The Volkswagen Group spied on Brazilian union activists in the 1980s and passed information to the country’s military dictatorship about salary demands and other private discussions, according to a Reuters report .

The carmaker monitored its own workers and also big union leaders of the era, one of VW’s targets being Luiz Inacio Lula da Silva, who became President of Brazil from 2003 to 2011, remaining one of the country’s most influential politicians.

Brazil’s current president, Dilma Rousseff, has started investigating abuses that took place during 1964-1985 and the documents which reveal that information coming from VW was discovered in government archives by a special “truth commission” at the request of Rousseff.
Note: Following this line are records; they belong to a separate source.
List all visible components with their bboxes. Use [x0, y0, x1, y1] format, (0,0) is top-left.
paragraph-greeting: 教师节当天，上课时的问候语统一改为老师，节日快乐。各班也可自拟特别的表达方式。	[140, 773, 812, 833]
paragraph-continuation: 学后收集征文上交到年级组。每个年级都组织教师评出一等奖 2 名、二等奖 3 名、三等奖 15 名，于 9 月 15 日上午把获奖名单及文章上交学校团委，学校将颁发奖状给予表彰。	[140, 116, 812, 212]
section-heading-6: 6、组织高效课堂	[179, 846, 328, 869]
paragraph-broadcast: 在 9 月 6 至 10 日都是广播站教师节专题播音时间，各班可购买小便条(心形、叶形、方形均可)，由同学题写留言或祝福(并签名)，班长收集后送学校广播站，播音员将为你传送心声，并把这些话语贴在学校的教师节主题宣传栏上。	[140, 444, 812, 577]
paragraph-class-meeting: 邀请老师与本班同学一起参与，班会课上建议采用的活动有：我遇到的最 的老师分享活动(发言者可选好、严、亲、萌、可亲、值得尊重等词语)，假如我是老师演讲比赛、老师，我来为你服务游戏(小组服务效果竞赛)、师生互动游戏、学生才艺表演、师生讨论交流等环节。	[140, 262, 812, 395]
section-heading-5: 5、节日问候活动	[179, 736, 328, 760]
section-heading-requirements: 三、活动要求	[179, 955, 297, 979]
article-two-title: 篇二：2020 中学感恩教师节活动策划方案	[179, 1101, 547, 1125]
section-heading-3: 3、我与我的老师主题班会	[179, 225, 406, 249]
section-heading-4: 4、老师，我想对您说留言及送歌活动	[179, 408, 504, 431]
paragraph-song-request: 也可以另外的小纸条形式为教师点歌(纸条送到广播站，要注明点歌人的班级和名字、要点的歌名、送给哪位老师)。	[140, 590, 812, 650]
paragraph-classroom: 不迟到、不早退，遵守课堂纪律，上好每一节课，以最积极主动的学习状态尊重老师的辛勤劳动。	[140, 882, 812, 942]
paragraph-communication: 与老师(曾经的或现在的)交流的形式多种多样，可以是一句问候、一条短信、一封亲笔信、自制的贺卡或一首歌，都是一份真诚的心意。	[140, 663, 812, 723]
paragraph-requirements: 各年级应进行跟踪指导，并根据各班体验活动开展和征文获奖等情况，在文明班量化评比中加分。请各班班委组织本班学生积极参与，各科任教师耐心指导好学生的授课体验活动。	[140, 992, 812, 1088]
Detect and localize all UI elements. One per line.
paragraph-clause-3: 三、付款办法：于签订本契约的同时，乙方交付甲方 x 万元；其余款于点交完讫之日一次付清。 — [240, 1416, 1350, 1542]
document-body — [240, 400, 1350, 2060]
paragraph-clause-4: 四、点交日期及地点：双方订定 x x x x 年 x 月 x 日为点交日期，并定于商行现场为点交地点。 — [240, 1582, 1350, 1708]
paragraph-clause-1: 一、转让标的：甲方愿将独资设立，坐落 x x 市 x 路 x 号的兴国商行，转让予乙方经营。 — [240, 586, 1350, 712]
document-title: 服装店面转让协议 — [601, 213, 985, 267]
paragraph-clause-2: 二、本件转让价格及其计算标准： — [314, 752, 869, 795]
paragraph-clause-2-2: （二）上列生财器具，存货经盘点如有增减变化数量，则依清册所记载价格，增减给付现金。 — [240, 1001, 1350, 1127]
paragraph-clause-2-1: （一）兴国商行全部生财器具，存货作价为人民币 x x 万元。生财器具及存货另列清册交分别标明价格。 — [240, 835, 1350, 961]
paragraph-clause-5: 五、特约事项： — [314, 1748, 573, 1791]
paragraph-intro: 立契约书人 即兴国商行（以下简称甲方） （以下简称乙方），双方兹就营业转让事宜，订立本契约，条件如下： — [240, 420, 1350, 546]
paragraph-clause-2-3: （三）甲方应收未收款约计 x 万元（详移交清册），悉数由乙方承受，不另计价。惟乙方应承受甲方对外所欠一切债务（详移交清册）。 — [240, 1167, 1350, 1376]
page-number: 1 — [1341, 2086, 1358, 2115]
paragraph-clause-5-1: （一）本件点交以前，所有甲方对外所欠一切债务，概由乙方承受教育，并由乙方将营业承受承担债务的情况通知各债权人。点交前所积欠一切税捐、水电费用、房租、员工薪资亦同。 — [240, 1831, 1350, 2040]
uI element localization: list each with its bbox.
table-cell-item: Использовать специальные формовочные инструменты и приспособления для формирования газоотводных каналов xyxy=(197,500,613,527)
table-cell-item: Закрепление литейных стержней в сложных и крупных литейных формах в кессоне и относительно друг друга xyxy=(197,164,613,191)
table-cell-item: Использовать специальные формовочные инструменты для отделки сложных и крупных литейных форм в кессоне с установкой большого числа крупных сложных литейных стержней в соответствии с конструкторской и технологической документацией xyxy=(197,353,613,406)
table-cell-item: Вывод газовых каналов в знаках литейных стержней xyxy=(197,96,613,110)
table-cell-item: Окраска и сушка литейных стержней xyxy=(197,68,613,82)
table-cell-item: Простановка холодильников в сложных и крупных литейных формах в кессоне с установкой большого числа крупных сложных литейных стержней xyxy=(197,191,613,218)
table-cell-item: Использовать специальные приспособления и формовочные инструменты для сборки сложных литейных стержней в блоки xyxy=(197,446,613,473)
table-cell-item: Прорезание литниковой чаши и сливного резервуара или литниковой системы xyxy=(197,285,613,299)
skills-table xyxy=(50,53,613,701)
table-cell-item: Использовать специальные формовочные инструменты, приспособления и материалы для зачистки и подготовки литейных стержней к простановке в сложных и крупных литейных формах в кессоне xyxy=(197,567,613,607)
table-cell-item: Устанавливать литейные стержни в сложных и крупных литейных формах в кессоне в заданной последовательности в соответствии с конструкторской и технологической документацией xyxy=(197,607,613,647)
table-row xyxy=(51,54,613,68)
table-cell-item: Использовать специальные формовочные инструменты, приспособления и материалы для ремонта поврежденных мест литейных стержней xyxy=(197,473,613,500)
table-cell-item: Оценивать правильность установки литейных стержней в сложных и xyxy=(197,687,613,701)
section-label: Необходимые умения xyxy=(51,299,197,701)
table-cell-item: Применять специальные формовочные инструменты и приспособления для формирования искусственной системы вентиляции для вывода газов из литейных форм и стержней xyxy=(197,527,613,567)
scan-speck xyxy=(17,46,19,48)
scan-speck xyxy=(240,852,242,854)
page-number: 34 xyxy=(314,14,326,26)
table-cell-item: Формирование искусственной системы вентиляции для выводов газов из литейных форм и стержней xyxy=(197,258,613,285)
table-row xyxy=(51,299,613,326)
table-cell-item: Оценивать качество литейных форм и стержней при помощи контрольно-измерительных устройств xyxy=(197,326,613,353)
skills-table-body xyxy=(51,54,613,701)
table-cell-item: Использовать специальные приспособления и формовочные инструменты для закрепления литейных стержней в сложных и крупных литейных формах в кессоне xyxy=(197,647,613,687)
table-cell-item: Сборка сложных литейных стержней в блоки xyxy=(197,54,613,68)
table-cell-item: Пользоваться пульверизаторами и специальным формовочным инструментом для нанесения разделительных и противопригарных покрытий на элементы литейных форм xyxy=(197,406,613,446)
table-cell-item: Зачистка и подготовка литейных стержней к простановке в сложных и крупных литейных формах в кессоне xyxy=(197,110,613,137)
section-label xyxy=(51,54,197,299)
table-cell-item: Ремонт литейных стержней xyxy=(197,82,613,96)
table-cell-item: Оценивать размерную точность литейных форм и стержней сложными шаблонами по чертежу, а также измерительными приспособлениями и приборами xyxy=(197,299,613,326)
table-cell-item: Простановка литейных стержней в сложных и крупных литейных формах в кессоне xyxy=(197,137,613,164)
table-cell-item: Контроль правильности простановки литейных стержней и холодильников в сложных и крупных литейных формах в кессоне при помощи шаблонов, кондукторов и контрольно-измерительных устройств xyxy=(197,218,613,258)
According to the commission’s leaders, 20 pages of documents marked “confidential” that Volkswagen gave to the military in 1983 and 1984 prove that some automakers gathered their own information on union activities and shared it with authorities, a suspicion Reuters expressed a month ago concerning Volkswagen and other foreign automakers.

Sebastiao Neto, a member of the National Truth Commission, said that “These documents show with exceptional clarity how companies expected the government to help them solve their problems with their workers.”

Companies could face civil lawsuits or reparations demand if they are found to have contributed to human rights violations of their workers during the Brazilian dictatorship. The auto brand said that “Volkswagen is acknowledged to be a model for coming to terms with its corporate history. The company will handle this topic in the same way.”